If he could just sink his fingers into the Earth, perhaps he would not float away. But all around him, screaming people were ascending. Above him were the heels of shoes, flapping pants legs and skirts, as the rioting thousands fell upward into the green cone.
They spiraled like so many leaves in an autumn wind, those at the top no more than tiny specks as they were sucked into the belly of the Mother Ship.
Robert gaped in amazement as he passed the twin western towers of Westminster Abbey on his way up. He felt himself spinning around in ever-decreasing circles as he rose, and he suddenly realized the full irony of what was happening to him. Medea was as good as her word.

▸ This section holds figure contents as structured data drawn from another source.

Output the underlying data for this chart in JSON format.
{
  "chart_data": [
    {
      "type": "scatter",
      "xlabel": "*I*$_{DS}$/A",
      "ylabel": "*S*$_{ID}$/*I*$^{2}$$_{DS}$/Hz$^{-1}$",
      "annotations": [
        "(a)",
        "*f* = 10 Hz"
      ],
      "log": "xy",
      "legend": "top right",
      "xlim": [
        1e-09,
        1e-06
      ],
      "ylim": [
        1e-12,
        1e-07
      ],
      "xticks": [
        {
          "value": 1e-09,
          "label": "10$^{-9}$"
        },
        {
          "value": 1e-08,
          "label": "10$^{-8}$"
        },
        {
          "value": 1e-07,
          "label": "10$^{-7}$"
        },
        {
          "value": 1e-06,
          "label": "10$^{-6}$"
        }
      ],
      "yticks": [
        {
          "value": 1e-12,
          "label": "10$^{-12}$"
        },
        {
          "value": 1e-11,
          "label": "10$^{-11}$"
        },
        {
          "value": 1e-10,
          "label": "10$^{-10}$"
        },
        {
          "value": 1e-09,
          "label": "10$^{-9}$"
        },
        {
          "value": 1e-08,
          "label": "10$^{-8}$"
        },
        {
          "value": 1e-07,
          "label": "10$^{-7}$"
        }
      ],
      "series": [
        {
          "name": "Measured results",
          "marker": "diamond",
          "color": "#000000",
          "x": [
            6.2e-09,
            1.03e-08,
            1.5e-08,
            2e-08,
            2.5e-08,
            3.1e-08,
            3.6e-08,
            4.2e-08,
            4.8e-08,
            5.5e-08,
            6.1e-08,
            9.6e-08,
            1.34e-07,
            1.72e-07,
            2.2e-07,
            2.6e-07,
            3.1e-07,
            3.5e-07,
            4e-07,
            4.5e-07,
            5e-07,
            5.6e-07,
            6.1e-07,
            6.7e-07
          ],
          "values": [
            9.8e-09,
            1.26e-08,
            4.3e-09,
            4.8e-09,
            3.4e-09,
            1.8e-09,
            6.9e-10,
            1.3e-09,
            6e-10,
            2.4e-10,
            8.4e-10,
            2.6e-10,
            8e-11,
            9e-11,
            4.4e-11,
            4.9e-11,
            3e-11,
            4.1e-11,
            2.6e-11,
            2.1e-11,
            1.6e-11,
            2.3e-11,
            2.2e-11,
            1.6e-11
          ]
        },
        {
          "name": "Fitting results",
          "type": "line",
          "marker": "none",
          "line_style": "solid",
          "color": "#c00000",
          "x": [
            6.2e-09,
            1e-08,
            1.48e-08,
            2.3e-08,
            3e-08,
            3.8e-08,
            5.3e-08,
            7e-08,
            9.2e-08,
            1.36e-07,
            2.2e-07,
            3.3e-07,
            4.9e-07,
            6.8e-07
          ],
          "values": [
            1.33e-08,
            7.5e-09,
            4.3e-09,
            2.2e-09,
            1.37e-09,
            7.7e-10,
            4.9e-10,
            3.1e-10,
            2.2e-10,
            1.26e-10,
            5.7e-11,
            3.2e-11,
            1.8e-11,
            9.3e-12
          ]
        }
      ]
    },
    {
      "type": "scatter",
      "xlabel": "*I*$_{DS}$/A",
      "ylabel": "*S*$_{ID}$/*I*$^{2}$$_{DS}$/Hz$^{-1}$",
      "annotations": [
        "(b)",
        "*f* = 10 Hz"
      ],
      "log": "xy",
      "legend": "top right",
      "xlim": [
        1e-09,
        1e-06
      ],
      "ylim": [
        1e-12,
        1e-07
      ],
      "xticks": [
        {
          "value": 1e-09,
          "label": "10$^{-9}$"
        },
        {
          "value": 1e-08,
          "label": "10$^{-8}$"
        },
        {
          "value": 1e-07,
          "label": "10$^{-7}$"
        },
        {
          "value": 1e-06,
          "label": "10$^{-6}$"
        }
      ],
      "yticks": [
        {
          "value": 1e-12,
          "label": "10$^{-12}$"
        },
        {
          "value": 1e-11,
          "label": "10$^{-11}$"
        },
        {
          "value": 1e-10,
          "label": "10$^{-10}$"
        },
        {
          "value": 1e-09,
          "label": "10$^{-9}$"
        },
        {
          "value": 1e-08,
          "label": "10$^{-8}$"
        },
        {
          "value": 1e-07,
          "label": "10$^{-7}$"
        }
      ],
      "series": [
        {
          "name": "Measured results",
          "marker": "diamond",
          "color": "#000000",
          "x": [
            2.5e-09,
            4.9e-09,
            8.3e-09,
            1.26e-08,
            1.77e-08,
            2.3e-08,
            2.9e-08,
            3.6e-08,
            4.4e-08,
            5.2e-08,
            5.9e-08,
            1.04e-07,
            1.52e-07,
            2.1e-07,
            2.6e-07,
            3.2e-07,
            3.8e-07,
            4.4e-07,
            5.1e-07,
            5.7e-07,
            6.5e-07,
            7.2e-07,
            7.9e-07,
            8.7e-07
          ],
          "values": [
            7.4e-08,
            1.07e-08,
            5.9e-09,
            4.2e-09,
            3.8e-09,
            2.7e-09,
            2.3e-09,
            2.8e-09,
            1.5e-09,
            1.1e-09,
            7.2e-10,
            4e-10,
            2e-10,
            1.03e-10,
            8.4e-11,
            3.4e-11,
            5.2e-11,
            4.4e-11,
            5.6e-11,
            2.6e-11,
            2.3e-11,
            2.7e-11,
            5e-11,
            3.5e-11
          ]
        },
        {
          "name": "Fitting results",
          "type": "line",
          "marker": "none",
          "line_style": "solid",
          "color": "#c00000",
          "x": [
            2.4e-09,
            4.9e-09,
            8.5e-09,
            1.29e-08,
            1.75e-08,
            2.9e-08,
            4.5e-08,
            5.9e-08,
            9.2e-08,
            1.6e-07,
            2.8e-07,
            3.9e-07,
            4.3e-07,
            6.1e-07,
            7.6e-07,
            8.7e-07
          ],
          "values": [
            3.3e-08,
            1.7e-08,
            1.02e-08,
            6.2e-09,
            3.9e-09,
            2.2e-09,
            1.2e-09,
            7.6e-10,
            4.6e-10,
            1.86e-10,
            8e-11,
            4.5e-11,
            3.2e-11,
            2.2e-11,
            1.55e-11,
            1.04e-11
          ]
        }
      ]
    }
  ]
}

She was indeed taking him aboard the London Mother Ship.
Chapter 33
Seamus Patrick Kelly watched in astonishment as the television showed thousands of people rising into the air, consumed by the ravenous spacecraft hovering over Westminster Abbey. Far below the victims, the Thames curved like a silvery snake as a news team in a helicopter shot videotape of the tragedy.
In the past twenty-four hours, Kelly had seen the awesome sight a half dozen times or more. He could not accustom himself to it, no matter how many times he had seen it.
“Monstrous,” he whispered. “Bloody monstrous.”
All of his life he had hated the English and the symbols of their nation. They had oppressed his people, his ancestors . . . and now they were the oppressed. He took no pleasure in knowing that.
This time it wasn’t a single country that suffered, it was the whole world. The debacle at Westminster was only one of many such incidents in all the great cities of Earth.
He stood and looked out the window at the sea. Sir had not returned; most likely he never would. It was up to Kelly alone to decide when they would strike.
It had to be soon. The Visitors were no doubt congratulating themselves on the way they had handled the demonstrators at Westminster. In the flush of victory, they would not expect an attack.